Remote ray cluster not spilling to disk

How severe does this issue affect your experience of using Ray?

  • High: It blocks me to complete my task.

Hi all,
We have been experimenting with large datasets using Modin on Ray (> 50-80 GB CSVs of 20+ columns) and we haven’t had any issues with it on a vertically scaled single machine due to its capability to spill to disk by default.

I’ve been looking into horizontally scaling a remote ray cluster to handle the same tasks but on a regular basis, I’m seeing the error " <> workers killed due to memory pressure (OOM)"

Some more error logs

UserWarning: Ray Client is attempting to retrieve a 6.37 GiB object over the network, which may be slow. Consider serializing the object to a file and using S3 or rsync instead.
(raylet) [2024-12-23 02:51:28,780 E 433 433] (raylet) node_manager.cc:3069: 3 Workers (tasks / actors) killed due to memory pressure (OOM), 0 Workers crashed due to other reasons at node (ID: bc50b1b54c80c8a1a049327b661c2a1016d3aac156ca01c7b0a12d3e, IP: <ip>) over the last time period. To see more information about the Workers killed on this node, use `ray logs raylet.out -ip <ip>`
(raylet) 
(raylet) Refer to the documentation on how to address the out of memory issue: https://docs.ray.io/en/latest/ray-core/scheduling/ray-oom-prevention.html. Consider provisioning more memory on this node or reducing task parallelism by requesting more CPUs per task. To adjust the kill threshold, set the environment variable `RAY_memory_usage_threshold` when starting Ray. To disable worker killing, set the environment variable `RAY_memory_monitor_refresh_ms` to zero.
[2024-12-23 10:52:06 +0000] [41] [ERROR] Worker (pid:42) was sent SIGKILL! Perhaps out of memory?

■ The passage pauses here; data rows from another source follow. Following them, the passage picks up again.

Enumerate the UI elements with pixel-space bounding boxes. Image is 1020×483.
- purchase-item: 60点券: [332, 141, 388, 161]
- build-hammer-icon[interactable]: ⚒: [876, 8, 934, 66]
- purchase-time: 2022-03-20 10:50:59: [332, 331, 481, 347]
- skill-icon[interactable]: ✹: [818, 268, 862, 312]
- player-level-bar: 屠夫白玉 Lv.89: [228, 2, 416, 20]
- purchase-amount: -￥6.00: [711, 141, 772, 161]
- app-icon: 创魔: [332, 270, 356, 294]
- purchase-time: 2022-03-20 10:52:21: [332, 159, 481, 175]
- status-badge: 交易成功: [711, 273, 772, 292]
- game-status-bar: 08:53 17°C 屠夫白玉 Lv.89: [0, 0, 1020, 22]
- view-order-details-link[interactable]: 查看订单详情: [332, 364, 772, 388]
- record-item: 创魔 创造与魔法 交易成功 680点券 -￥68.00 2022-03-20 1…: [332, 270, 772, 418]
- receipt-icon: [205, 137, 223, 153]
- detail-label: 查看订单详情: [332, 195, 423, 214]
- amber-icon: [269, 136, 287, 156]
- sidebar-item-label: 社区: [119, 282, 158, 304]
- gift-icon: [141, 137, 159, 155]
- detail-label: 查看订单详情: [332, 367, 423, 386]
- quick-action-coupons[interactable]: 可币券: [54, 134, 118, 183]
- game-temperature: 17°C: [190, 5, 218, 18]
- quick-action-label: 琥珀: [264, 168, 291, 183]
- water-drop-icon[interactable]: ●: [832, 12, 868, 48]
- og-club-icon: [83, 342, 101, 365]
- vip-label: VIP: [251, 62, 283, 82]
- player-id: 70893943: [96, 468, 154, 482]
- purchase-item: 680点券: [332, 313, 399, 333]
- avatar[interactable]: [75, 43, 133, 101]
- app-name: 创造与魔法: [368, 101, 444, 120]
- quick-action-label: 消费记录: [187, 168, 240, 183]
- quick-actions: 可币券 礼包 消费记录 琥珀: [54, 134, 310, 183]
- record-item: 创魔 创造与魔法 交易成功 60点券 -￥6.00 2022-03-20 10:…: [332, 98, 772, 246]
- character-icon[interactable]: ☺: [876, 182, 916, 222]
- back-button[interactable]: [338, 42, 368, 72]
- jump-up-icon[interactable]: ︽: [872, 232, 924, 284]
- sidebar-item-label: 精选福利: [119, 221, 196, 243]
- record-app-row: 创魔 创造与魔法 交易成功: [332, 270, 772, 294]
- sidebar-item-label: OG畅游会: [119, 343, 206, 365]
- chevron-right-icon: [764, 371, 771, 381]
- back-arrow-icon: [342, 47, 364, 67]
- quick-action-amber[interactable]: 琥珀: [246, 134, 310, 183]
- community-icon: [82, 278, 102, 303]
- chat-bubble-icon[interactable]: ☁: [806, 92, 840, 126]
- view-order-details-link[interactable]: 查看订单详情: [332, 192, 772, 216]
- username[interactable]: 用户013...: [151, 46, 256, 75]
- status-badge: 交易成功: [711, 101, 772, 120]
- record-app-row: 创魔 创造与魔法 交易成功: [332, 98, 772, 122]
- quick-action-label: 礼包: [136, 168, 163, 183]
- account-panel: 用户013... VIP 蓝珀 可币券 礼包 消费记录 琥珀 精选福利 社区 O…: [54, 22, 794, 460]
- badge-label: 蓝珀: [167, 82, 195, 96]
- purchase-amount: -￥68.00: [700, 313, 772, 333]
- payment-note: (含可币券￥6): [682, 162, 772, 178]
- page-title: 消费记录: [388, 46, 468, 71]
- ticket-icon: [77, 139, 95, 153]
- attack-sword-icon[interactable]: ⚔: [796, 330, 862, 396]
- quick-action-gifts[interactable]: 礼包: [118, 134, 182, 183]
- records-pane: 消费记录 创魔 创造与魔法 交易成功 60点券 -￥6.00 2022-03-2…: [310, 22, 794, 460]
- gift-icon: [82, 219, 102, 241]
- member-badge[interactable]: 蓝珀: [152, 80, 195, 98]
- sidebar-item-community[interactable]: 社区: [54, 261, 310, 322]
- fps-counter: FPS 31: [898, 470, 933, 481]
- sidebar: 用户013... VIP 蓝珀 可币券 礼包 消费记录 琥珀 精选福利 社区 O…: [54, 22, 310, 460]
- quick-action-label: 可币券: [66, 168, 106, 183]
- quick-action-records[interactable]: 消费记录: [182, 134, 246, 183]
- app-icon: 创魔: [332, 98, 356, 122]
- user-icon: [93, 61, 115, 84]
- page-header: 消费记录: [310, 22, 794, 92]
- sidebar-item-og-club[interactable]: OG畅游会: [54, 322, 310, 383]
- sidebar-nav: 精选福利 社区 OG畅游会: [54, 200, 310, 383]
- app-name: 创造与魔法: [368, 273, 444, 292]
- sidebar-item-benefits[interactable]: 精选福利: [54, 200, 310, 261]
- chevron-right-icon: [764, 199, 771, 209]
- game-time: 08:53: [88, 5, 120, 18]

For some reference, I am able to load the dataset just fine, but any further transformations on the dataset seem to error out like above without any errors on object spilling even though I have added it as mentioned in the documentation at Object Spilling — Ray 2.40.0 I’m fairly new to ray clusters so just followed the documentation.

Below is the output of my ray status for reference to show available resources from my configuration

---------------------------------------------------------------
Usage:
 0.0/88.0 CPU
 0B/474.75GiB memory
 0B/206.13GiB object_store_memory

Demands:
 (no resource demands)

Below are details from my yaml file

# Command to start ray on the head node. You don't need to change this.
head_start_ray_commands:
    - ray stop
    - >-
      ray start
      --head
      --port=6379
      --object-manager-port=8076
      --autoscaling-config=~/ray_bootstrap_config.yaml
      --system-config='{"object_spilling_config":"{\"type\":\"filesystem\",\"params\":{\"directory_path\":\"/tmp/spill\"}}"}'


# Command to start ray on worker nodes. You don't need to change this.
worker_start_ray_commands:
    - ray stop
    - >-
      ray start
      --address=$RAY_HEAD_IP:6379
      --object-manager-port=8076

Let me know if I’m missing something, thanks in advance!

Thanks for raising the issue, @Lichtz!

Actually, workers killed due to OOM could happen because of many different situations. And OOM can also happen even if the Object spill is set. You will probably need to figure out which situation it is and then to see why this doesn’t happen in the single node case.

To provide more context, Ray has a Memory Monitor that checks the node memory usage to prevent Linux OOM killer kills the Ray processes. At the same time, the Object spilling feature of Ray executes upon the object_store_memory limitation and it only applies to the large objects. In this sense, if there are a lot of small objects, the Ray’s Memory Monitor can be triggered to kill the ongoing worker process.

To further troubleshooting the memory issue, you can follow the doc here: Debugging Memory Issues — Ray 2.40.0 to get more information regarding the memory usage. And to monitor the object spill activity, you can follow the steps here: Object Spilling — Ray 2.40.0.

Let us know if you collect more information or have further questions.